Oh, this university, old and wise, has seen worse. It is overcome existential threats before to our country. You are not alone. A legion has gone before you, but now, it is the class of 2025 that is called in another extraordinary time. Will you permit me a word of advice? I think this is how I created at least one astronomer.
Do not settle. You only get one pass at this. This world is going to tell you no, 1000 times, but listen to the song in your heart. If they can’t hear it, that’s on them, not on you. In the 1980s I was rejected by CBS News over and over and over again, over years. They told me at one point, please stop applying. They did and at the time, I thought, what’s wrong with these people? They couldn’t hear the song in my heart. Eh, maybe they were smarter. Every time I was rejected, I got better. Maybe that was the plan. But I finally made them hear the music in my heart. You only lose if you quit. Do not settle. What is the meaning of life? Who are you? You are the educated. You are the compassionate. You are the fierce defenders of democracy, the seekers of truth, the vanguard against ignorance. You are millions strong across our land. I might be sorry that you were picked by history for this role, but maybe that was the plan. Hard times are going to make you better and going to make you stronger. In a few minutes, when that diploma hits your hand, it’s not a piece of paper we’re giving you, we’re handing you the baton. Run with it.

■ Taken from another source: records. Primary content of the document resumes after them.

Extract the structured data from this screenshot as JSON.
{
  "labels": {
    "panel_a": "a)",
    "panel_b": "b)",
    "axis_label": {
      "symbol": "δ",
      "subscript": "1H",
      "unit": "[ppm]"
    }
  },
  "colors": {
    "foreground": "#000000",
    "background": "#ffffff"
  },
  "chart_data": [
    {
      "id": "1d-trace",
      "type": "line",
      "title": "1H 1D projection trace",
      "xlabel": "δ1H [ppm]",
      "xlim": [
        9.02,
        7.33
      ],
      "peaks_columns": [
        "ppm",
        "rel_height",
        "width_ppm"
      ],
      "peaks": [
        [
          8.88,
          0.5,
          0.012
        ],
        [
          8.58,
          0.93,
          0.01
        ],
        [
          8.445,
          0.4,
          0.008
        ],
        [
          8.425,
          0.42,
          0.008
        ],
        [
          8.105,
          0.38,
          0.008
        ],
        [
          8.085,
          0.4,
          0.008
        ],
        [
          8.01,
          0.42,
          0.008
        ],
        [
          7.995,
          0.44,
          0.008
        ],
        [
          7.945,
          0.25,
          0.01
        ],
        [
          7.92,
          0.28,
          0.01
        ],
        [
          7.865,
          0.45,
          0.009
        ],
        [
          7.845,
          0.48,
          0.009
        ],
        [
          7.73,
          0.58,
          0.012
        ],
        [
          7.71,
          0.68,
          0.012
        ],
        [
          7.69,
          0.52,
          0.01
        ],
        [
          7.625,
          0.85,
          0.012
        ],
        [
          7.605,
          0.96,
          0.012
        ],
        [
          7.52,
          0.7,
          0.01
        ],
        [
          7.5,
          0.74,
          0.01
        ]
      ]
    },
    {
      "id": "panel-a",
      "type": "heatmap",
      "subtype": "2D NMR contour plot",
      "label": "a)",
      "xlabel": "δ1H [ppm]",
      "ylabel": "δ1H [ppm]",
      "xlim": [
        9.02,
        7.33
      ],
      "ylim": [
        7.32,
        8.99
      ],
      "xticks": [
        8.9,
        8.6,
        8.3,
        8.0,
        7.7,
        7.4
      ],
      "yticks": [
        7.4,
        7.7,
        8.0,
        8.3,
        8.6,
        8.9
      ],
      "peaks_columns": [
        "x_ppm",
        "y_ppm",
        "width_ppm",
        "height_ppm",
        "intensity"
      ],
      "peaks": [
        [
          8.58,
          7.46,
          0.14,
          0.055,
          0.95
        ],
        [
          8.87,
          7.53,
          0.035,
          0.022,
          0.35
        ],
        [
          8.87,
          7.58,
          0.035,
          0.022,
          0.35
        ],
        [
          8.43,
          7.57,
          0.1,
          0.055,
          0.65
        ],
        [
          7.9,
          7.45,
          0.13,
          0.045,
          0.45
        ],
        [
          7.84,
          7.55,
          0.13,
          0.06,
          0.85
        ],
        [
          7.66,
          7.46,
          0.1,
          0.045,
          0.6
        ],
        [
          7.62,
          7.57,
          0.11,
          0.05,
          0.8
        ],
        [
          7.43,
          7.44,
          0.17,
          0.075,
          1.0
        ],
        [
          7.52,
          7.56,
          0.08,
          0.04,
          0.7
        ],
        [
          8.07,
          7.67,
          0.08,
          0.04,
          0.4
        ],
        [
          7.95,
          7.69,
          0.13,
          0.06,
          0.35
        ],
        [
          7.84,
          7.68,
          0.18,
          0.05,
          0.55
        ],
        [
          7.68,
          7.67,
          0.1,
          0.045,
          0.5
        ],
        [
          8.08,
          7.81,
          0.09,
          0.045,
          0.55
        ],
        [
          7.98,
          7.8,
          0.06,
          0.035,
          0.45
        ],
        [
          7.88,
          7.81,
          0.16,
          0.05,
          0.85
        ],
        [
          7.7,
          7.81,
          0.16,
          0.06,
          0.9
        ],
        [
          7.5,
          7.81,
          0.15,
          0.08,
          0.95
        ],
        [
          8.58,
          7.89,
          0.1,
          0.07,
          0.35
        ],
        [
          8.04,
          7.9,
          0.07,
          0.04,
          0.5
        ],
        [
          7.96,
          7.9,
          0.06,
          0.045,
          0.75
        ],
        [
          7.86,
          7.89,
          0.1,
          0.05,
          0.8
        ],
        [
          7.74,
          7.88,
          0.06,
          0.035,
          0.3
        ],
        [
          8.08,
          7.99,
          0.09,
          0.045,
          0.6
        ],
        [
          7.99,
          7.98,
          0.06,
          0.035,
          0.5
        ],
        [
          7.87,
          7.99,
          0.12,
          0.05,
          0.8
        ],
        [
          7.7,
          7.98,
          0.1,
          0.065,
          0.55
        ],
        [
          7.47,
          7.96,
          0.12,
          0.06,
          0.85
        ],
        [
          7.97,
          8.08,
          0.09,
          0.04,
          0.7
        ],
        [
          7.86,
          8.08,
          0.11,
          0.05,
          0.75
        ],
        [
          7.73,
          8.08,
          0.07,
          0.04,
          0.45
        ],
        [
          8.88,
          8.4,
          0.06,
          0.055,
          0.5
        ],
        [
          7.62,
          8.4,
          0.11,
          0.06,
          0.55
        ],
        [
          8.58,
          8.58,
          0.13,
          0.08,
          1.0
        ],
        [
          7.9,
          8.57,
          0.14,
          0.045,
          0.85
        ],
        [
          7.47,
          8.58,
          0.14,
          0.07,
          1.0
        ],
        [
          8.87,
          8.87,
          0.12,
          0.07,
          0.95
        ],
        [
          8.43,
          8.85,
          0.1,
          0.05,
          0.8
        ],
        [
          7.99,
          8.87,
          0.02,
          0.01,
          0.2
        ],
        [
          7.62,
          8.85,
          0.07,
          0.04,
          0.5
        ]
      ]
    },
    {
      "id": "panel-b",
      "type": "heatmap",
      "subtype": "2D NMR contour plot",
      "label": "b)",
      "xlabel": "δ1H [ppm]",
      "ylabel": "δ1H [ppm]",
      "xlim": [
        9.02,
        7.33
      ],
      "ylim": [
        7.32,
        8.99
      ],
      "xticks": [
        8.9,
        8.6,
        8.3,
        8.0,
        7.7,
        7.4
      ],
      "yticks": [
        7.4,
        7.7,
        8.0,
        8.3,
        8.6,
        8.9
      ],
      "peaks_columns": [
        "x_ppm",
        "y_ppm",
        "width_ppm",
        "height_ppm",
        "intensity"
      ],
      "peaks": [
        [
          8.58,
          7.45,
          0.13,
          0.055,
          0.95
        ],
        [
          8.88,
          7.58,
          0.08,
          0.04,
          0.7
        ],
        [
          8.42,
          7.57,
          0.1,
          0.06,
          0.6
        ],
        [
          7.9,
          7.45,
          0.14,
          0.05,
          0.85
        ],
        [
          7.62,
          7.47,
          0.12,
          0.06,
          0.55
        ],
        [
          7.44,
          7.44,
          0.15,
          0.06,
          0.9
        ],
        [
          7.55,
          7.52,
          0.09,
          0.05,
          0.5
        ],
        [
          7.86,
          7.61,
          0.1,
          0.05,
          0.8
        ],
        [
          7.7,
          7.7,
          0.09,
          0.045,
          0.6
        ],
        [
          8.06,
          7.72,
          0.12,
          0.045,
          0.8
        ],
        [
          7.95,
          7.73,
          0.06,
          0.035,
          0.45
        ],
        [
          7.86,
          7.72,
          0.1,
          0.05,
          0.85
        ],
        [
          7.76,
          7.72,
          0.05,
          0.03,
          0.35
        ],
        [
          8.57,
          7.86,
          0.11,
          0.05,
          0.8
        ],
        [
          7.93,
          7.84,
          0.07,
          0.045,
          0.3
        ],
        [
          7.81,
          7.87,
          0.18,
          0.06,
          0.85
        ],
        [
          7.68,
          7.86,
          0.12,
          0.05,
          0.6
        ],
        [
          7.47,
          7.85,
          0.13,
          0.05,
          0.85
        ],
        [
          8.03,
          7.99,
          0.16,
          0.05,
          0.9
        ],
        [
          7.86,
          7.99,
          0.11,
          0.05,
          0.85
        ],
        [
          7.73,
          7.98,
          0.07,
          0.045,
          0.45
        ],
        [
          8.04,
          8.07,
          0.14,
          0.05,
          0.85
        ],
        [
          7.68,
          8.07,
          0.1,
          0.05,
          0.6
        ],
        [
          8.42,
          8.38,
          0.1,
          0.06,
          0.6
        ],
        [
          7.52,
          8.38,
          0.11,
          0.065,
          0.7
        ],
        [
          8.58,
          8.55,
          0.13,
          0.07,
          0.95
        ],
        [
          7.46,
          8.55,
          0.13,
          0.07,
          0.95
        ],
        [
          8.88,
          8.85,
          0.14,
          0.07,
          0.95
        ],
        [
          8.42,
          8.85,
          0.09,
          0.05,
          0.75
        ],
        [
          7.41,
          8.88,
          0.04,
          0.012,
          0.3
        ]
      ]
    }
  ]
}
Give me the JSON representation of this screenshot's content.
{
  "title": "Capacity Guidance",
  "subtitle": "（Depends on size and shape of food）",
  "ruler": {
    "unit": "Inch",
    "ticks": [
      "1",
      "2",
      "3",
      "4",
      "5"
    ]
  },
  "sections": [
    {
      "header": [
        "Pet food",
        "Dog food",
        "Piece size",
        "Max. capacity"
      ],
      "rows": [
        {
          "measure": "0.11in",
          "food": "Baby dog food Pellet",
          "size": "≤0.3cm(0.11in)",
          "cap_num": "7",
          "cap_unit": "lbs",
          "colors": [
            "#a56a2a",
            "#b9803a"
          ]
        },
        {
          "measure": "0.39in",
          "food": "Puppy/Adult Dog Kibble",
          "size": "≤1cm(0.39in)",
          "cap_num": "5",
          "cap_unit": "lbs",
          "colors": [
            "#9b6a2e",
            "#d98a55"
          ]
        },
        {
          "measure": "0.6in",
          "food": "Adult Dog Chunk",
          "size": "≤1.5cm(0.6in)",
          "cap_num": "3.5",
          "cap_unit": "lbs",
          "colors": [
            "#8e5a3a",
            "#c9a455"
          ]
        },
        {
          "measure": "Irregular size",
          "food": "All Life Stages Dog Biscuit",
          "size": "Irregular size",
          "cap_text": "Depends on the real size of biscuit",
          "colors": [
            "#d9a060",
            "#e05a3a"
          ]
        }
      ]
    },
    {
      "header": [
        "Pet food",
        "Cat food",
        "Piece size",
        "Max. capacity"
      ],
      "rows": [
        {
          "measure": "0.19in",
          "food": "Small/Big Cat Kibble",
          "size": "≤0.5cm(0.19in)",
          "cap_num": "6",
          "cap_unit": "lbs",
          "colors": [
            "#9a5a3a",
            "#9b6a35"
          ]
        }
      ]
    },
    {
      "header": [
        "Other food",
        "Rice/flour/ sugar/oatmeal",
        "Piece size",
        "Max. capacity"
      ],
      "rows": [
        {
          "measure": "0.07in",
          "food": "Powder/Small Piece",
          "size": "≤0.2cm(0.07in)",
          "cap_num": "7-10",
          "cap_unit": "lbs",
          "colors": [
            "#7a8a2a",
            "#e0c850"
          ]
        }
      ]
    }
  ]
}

Why am I here? I’m here today because I’m 50 years farther down the trail than you are and I have doubled back this morning to tell you the one thing that I have learned from Volodymyr Zelinsky, Nadia Murad, Sam Attar, and 1,000 others: In a moment like this, when our country is in peril, don’t ask the meaning of life. Life is asking, “What’s the meaning of you?” With great admiration for your achievement, with confidence that you will rise to this occasion. I thank you very humbly for the honor of being with you. Thank you very much.
—-The MAGA folks attacked Pelley’s remarks, of course.
We have published these two speeches to record examples of the divisions of our times. We don’t believe they could be more clear.
What a great speech, this second one. Thanks for the contrast Bob.